A scenario that’s often overlooked is URL parameters. For example, if you’re tracking the performance of an ad campaign, then you might have multiple URLs set up pointing to the same page. You should specify a single master page with canonical tags to prevent SEO issues with duplicate content.
How to Avoid Being Penalized for Scraping
One thing that’s tough to control is other people stealing your content, and you shouldn’t be penalized for that. Though you can’t put a canonical tag on someone else’s site, you can do something even better that signals to Google that the content you’ve created is yours.
You have the option to submit your URL in Google Webmaster Tools to ensure it is indexed. This can tell Google that your post is the original content, and it was in place first. Anything else created afterwards and published on another site, should in theory be treated as a copy.
Common Mistakes People Make When Implementing Canonicalization
Setting up canonical tags is easier than ever. Thanks to plug-ins, apps, and built-in functionality, most CMS’s make them fairly easy to implement. You can, of course, also create them manually by adding a rel“canonical” tag in each page header.
Still, mistakes happen, so we’ll address the most common:
- Don’t block Google from crawling the duplicate pages.

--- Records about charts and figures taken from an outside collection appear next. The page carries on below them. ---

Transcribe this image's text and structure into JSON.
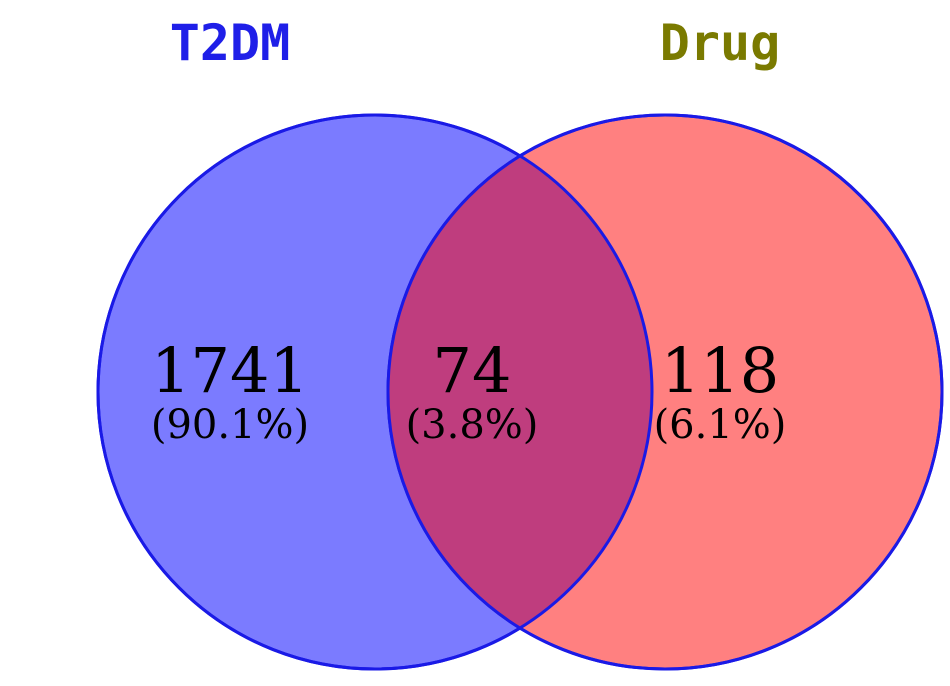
{
  "venn": {
    "sets": [
      {
        "label": "T2DM",
        "label_color": "#1f1fe8",
        "fill": "#7b7bff",
        "stroke": "#1a1ae6"
      },
      {
        "label": "Drug",
        "label_color": "#7a7a00",
        "fill": "#ff8080",
        "stroke": "#1a1ae6"
      }
    ],
    "intersection_fill": "#bf3d7e",
    "regions": {
      "left_only": {
        "count": "1741",
        "percent": "(90.1%)"
      },
      "both": {
        "count": "74",
        "percent": "(3.8%)"
      },
      "right_only": {
        "count": "118",
        "percent": "(6.1%)"
      }
    }
  }
}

If you use the robot.txt to block Google from crawling the duplicate page, then Google won’t see it all. That means you lose any ranking signals that could help the original page, like links, engagement, etc. The same goes for telling Google not to index it. The better practice is simply to indicate to Google that there is a duplicate.
- Do canonicalize your home page (or every page for that matter). Recently, Google publicly recommended that whilst not critical, webmasters should be using self-referencing canonicals even if you don’t think there’s a duplicate. This is especially important for your home page, which could potentially be accessed via multiple URLs, such as:
- Don’t leave off important information. It’s not uncommon for people to leave the HTTP or HTTPS off of their links, rationalizing that the links still work. However, this information is important to Google. With few exceptions, Google prefers HTTPS as the canonical. This, of course, is assuming that you’ve made the switch to SSL and are on a secure domain. Though, the most important thing is to make sure that the canonical URL you use is valid.

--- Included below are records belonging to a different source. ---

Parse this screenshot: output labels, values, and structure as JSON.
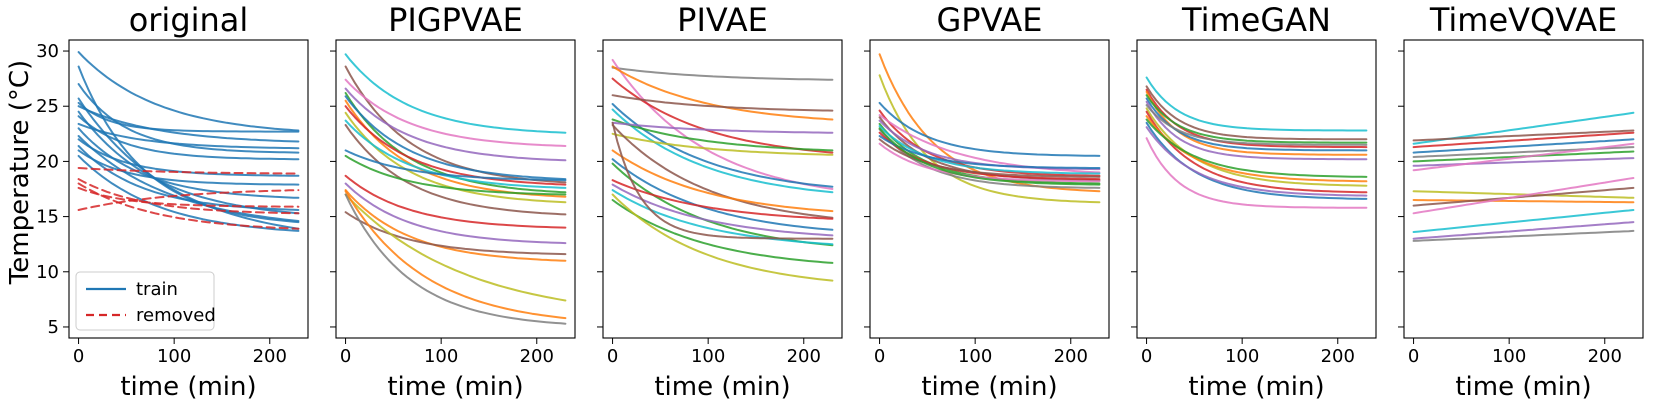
{
  "figure": {
    "ylabel": "Temperature (°C)",
    "xlabel": "time (min)"
  },
  "chart_data": [
    {
      "type": "line",
      "title": "original",
      "xlabel": "time (min)",
      "ylabel": "Temperature (°C)",
      "xlim": [
        -10,
        240
      ],
      "ylim": [
        4,
        31
      ],
      "xticks": [
        0,
        100,
        200
      ],
      "yticks": [
        5,
        10,
        15,
        20,
        25,
        30
      ],
      "legend": {
        "position": "bottom-left",
        "entries": [
          {
            "label": "train",
            "color": "#1f77b4",
            "dash": false
          },
          {
            "label": "removed",
            "color": "#d62728",
            "dash": true
          }
        ]
      },
      "series": [
        {
          "name": "train",
          "color": "#1f77b4",
          "dash": false,
          "start": 29.9,
          "end": 22.8,
          "rate": 0.012
        },
        {
          "name": "train",
          "color": "#1f77b4",
          "dash": false,
          "start": 28.6,
          "end": 14.5,
          "rate": 0.015
        },
        {
          "name": "train",
          "color": "#1f77b4",
          "dash": false,
          "start": 27.0,
          "end": 20.8,
          "rate": 0.02
        },
        {
          "name": "train",
          "color": "#1f77b4",
          "dash": false,
          "start": 25.7,
          "end": 13.9,
          "rate": 0.01
        },
        {
          "name": "train",
          "color": "#1f77b4",
          "dash": false,
          "start": 25.3,
          "end": 22.7,
          "rate": 0.03
        },
        {
          "name": "train",
          "color": "#1f77b4",
          "dash": false,
          "start": 25.0,
          "end": 21.8,
          "rate": 0.012
        },
        {
          "name": "train",
          "color": "#1f77b4",
          "dash": false,
          "start": 24.5,
          "end": 15.3,
          "rate": 0.012
        },
        {
          "name": "train",
          "color": "#1f77b4",
          "dash": false,
          "start": 24.1,
          "end": 20.2,
          "rate": 0.02
        },
        {
          "name": "train",
          "color": "#1f77b4",
          "dash": false,
          "start": 23.4,
          "end": 21.2,
          "rate": 0.015
        },
        {
          "name": "train",
          "color": "#1f77b4",
          "dash": false,
          "start": 23.0,
          "end": 16.7,
          "rate": 0.015
        },
        {
          "name": "train",
          "color": "#1f77b4",
          "dash": false,
          "start": 22.3,
          "end": 14.6,
          "rate": 0.01
        },
        {
          "name": "train",
          "color": "#1f77b4",
          "dash": false,
          "start": 22.0,
          "end": 18.7,
          "rate": 0.02
        },
        {
          "name": "train",
          "color": "#1f77b4",
          "dash": false,
          "start": 21.4,
          "end": 15.6,
          "rate": 0.015
        },
        {
          "name": "train",
          "color": "#1f77b4",
          "dash": false,
          "start": 21.0,
          "end": 17.9,
          "rate": 0.02
        },
        {
          "name": "train",
          "color": "#1f77b4",
          "dash": false,
          "start": 20.5,
          "end": 13.7,
          "rate": 0.012
        },
        {
          "name": "removed",
          "color": "#d62728",
          "dash": true,
          "start": 19.4,
          "end": 18.9,
          "rate": 0.01
        },
        {
          "name": "removed",
          "color": "#d62728",
          "dash": true,
          "start": 18.4,
          "end": 15.3,
          "rate": 0.015
        },
        {
          "name": "removed",
          "color": "#d62728",
          "dash": true,
          "start": 18.0,
          "end": 13.9,
          "rate": 0.012
        },
        {
          "name": "removed",
          "color": "#d62728",
          "dash": true,
          "start": 17.6,
          "end": 15.9,
          "rate": 0.02
        },
        {
          "name": "removed",
          "color": "#d62728",
          "dash": true,
          "start": 15.6,
          "end": 17.4,
          "rate": 0.01
        }
      ]
    },
    {
      "type": "line",
      "title": "PIGPVAE",
      "xlabel": "time (min)",
      "xlim": [
        -10,
        240
      ],
      "ylim": [
        4,
        31
      ],
      "xticks": [
        0,
        100,
        200
      ],
      "yticks": [
        5,
        10,
        15,
        20,
        25,
        30
      ],
      "series": [
        {
          "color": "#17becf",
          "start": 29.7,
          "end": 22.6,
          "rate": 0.015
        },
        {
          "color": "#8c564b",
          "start": 28.6,
          "end": 18.1,
          "rate": 0.015
        },
        {
          "color": "#e377c2",
          "start": 27.4,
          "end": 21.4,
          "rate": 0.015
        },
        {
          "color": "#9467bd",
          "start": 26.6,
          "end": 20.1,
          "rate": 0.015
        },
        {
          "color": "#2ca02c",
          "start": 26.2,
          "end": 17.2,
          "rate": 0.015
        },
        {
          "color": "#1f77b4",
          "start": 25.9,
          "end": 18.4,
          "rate": 0.015
        },
        {
          "color": "#ff7f0e",
          "start": 25.5,
          "end": 16.8,
          "rate": 0.015
        },
        {
          "color": "#d62728",
          "start": 25.0,
          "end": 17.9,
          "rate": 0.015
        },
        {
          "color": "#bcbd22",
          "start": 24.4,
          "end": 16.3,
          "rate": 0.015
        },
        {
          "color": "#17becf",
          "start": 23.7,
          "end": 17.6,
          "rate": 0.015
        },
        {
          "color": "#8c564b",
          "start": 23.3,
          "end": 15.2,
          "rate": 0.015
        },
        {
          "color": "#1f77b4",
          "start": 21.0,
          "end": 18.3,
          "rate": 0.015
        },
        {
          "color": "#2ca02c",
          "start": 20.5,
          "end": 17.0,
          "rate": 0.015
        },
        {
          "color": "#d62728",
          "start": 18.7,
          "end": 14.0,
          "rate": 0.015
        },
        {
          "color": "#9467bd",
          "start": 18.0,
          "end": 12.6,
          "rate": 0.015
        },
        {
          "color": "#ff7f0e",
          "start": 17.4,
          "end": 11.0,
          "rate": 0.015
        },
        {
          "color": "#8c564b",
          "start": 15.4,
          "end": 11.6,
          "rate": 0.015
        },
        {
          "color": "#bcbd22",
          "start": 17.0,
          "end": 7.4,
          "rate": 0.008
        },
        {
          "color": "#ff7f0e",
          "start": 17.3,
          "end": 5.8,
          "rate": 0.012
        },
        {
          "color": "#7f7f7f",
          "start": 17.0,
          "end": 5.3,
          "rate": 0.015
        }
      ]
    },
    {
      "type": "line",
      "title": "PIVAE",
      "xlabel": "time (min)",
      "xlim": [
        -10,
        240
      ],
      "ylim": [
        4,
        31
      ],
      "xticks": [
        0,
        100,
        200
      ],
      "yticks": [
        5,
        10,
        15,
        20,
        25,
        30
      ],
      "series": [
        {
          "color": "#7f7f7f",
          "start": 28.5,
          "end": 27.4,
          "rate": 0.01
        },
        {
          "color": "#e377c2",
          "start": 29.2,
          "end": 17.5,
          "rate": 0.01
        },
        {
          "color": "#ff7f0e",
          "start": 28.6,
          "end": 23.8,
          "rate": 0.01
        },
        {
          "color": "#d62728",
          "start": 27.5,
          "end": 20.8,
          "rate": 0.01
        },
        {
          "color": "#8c564b",
          "start": 26.0,
          "end": 24.6,
          "rate": 0.01
        },
        {
          "color": "#1f77b4",
          "start": 25.2,
          "end": 17.7,
          "rate": 0.01
        },
        {
          "color": "#17becf",
          "start": 24.7,
          "end": 17.2,
          "rate": 0.01
        },
        {
          "color": "#2ca02c",
          "start": 23.8,
          "end": 21.0,
          "rate": 0.01
        },
        {
          "color": "#bcbd22",
          "start": 22.5,
          "end": 20.6,
          "rate": 0.01
        },
        {
          "color": "#9467bd",
          "start": 23.5,
          "end": 22.6,
          "rate": 0.01
        },
        {
          "color": "#8c564b",
          "start": 23.3,
          "end": 14.9,
          "rate": 0.01
        },
        {
          "color": "#ff7f0e",
          "start": 21.0,
          "end": 15.5,
          "rate": 0.01
        },
        {
          "color": "#1f77b4",
          "start": 20.2,
          "end": 13.8,
          "rate": 0.01
        },
        {
          "color": "#2ca02c",
          "start": 19.8,
          "end": 12.4,
          "rate": 0.01
        },
        {
          "color": "#d62728",
          "start": 18.3,
          "end": 14.8,
          "rate": 0.01
        },
        {
          "color": "#9467bd",
          "start": 17.9,
          "end": 13.3,
          "rate": 0.01
        },
        {
          "color": "#17becf",
          "start": 17.4,
          "end": 12.5,
          "rate": 0.01
        },
        {
          "color": "#2ca02c",
          "start": 16.5,
          "end": 10.8,
          "rate": 0.01
        },
        {
          "color": "#bcbd22",
          "start": 17.0,
          "end": 9.2,
          "rate": 0.01
        },
        {
          "color": "#8c564b",
          "start": 23.5,
          "end": 13.0,
          "rate": 0.035
        }
      ]
    },
    {
      "type": "line",
      "title": "GPVAE",
      "xlabel": "time (min)",
      "xlim": [
        -10,
        240
      ],
      "ylim": [
        4,
        31
      ],
      "xticks": [
        0,
        100,
        200
      ],
      "yticks": [
        5,
        10,
        15,
        20,
        25,
        30
      ],
      "series": [
        {
          "color": "#ff7f0e",
          "start": 29.7,
          "end": 17.3,
          "rate": 0.018
        },
        {
          "color": "#bcbd22",
          "start": 27.8,
          "end": 16.3,
          "rate": 0.02
        },
        {
          "color": "#1f77b4",
          "start": 25.3,
          "end": 20.5,
          "rate": 0.02
        },
        {
          "color": "#d62728",
          "start": 24.6,
          "end": 18.7,
          "rate": 0.02
        },
        {
          "color": "#e377c2",
          "start": 24.2,
          "end": 19.0,
          "rate": 0.012
        },
        {
          "color": "#8c564b",
          "start": 24.0,
          "end": 18.3,
          "rate": 0.02
        },
        {
          "color": "#9467bd",
          "start": 23.7,
          "end": 19.3,
          "rate": 0.02
        },
        {
          "color": "#2ca02c",
          "start": 23.4,
          "end": 18.0,
          "rate": 0.02
        },
        {
          "color": "#17becf",
          "start": 23.2,
          "end": 18.9,
          "rate": 0.02
        },
        {
          "color": "#7f7f7f",
          "start": 22.9,
          "end": 17.6,
          "rate": 0.02
        },
        {
          "color": "#d62728",
          "start": 22.6,
          "end": 18.4,
          "rate": 0.02
        },
        {
          "color": "#1f77b4",
          "start": 22.3,
          "end": 19.4,
          "rate": 0.02
        },
        {
          "color": "#8c564b",
          "start": 22.0,
          "end": 18.6,
          "rate": 0.02
        },
        {
          "color": "#e377c2",
          "start": 21.6,
          "end": 18.2,
          "rate": 0.02
        },
        {
          "color": "#2ca02c",
          "start": 23.0,
          "end": 17.9,
          "rate": 0.02
        }
      ]
    },
    {
      "type": "line",
      "title": "TimeGAN",
      "xlabel": "time (min)",
      "xlim": [
        -10,
        240
      ],
      "ylim": [
        4,
        31
      ],
      "xticks": [
        0,
        100,
        200
      ],
      "yticks": [
        5,
        10,
        15,
        20,
        25,
        30
      ],
      "series": [
        {
          "color": "#17becf",
          "start": 27.6,
          "end": 22.8,
          "rate": 0.03
        },
        {
          "color": "#8c564b",
          "start": 26.8,
          "end": 22.0,
          "rate": 0.03
        },
        {
          "color": "#d62728",
          "start": 26.5,
          "end": 21.3,
          "rate": 0.03
        },
        {
          "color": "#ff7f0e",
          "start": 26.3,
          "end": 20.6,
          "rate": 0.03
        },
        {
          "color": "#2ca02c",
          "start": 26.0,
          "end": 21.7,
          "rate": 0.03
        },
        {
          "color": "#1f77b4",
          "start": 25.7,
          "end": 21.0,
          "rate": 0.03
        },
        {
          "color": "#9467bd",
          "start": 25.4,
          "end": 20.2,
          "rate": 0.03
        },
        {
          "color": "#7f7f7f",
          "start": 25.1,
          "end": 21.5,
          "rate": 0.03
        },
        {
          "color": "#bcbd22",
          "start": 24.8,
          "end": 17.8,
          "rate": 0.02
        },
        {
          "color": "#d62728",
          "start": 24.5,
          "end": 17.2,
          "rate": 0.02
        },
        {
          "color": "#ff7f0e",
          "start": 24.1,
          "end": 18.2,
          "rate": 0.02
        },
        {
          "color": "#2ca02c",
          "start": 23.8,
          "end": 18.6,
          "rate": 0.02
        },
        {
          "color": "#1f77b4",
          "start": 23.5,
          "end": 16.6,
          "rate": 0.02
        },
        {
          "color": "#9467bd",
          "start": 23.1,
          "end": 16.9,
          "rate": 0.02
        },
        {
          "color": "#e377c2",
          "start": 22.1,
          "end": 15.8,
          "rate": 0.03
        }
      ]
    },
    {
      "type": "line",
      "title": "TimeVQVAE",
      "xlabel": "time (min)",
      "xlim": [
        -10,
        240
      ],
      "ylim": [
        4,
        31
      ],
      "xticks": [
        0,
        100,
        200
      ],
      "yticks": [
        5,
        10,
        15,
        20,
        25,
        30
      ],
      "series": [
        {
          "color": "#17becf",
          "start": 21.6,
          "end": 24.4,
          "rate": 0.0
        },
        {
          "color": "#d62728",
          "start": 21.3,
          "end": 22.6,
          "rate": 0.0
        },
        {
          "color": "#8c564b",
          "start": 21.9,
          "end": 22.8,
          "rate": 0.0
        },
        {
          "color": "#1f77b4",
          "start": 20.8,
          "end": 22.0,
          "rate": 0.0
        },
        {
          "color": "#7f7f7f",
          "start": 20.4,
          "end": 21.3,
          "rate": 0.0
        },
        {
          "color": "#2ca02c",
          "start": 20.0,
          "end": 20.9,
          "rate": 0.0
        },
        {
          "color": "#9467bd",
          "start": 19.6,
          "end": 20.3,
          "rate": 0.0
        },
        {
          "color": "#e377c2",
          "start": 19.2,
          "end": 21.6,
          "rate": 0.0
        },
        {
          "color": "#bcbd22",
          "start": 17.3,
          "end": 16.7,
          "rate": 0.0
        },
        {
          "color": "#ff7f0e",
          "start": 16.5,
          "end": 16.3,
          "rate": 0.0
        },
        {
          "color": "#8c564b",
          "start": 16.0,
          "end": 17.6,
          "rate": 0.0
        },
        {
          "color": "#e377c2",
          "start": 15.3,
          "end": 18.5,
          "rate": 0.0
        },
        {
          "color": "#17becf",
          "start": 13.6,
          "end": 15.6,
          "rate": 0.0
        },
        {
          "color": "#9467bd",
          "start": 13.0,
          "end": 14.5,
          "rate": 0.0
        },
        {
          "color": "#7f7f7f",
          "start": 12.8,
          "end": 13.7,
          "rate": 0.0
        }
      ]
    }
  ]
}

- Do use lowercase URLs only (assuming the correct version of the page features all lowercase letters in the URL). This might seem nitpicky, but Google distinguishes between capital and lowercase letters, viewing two identical URLs (with the exception of capitalization) as different entities.
- If a site uses hreflang links for different language variations of a page, then ensure that the canonical URL is pointing to the correct page for that respective language or country.
- Ensure that you are not pointing the canonical URL to a different domain, as both Yahoo and Bing don’t allow this.
Remember, even if you didn’t set out to create duplicate content, there are multiple scenarios that could still signal to search engines that there’s an issue.
As canonical tags are slightly technical, many people can find them intimidating, and ignore them altogether to the detriment of their search engine standings.
Now that you know the basics of why canonical tags are essential and how to use them, we hope you can resolve any existing duplicate content issues on your site.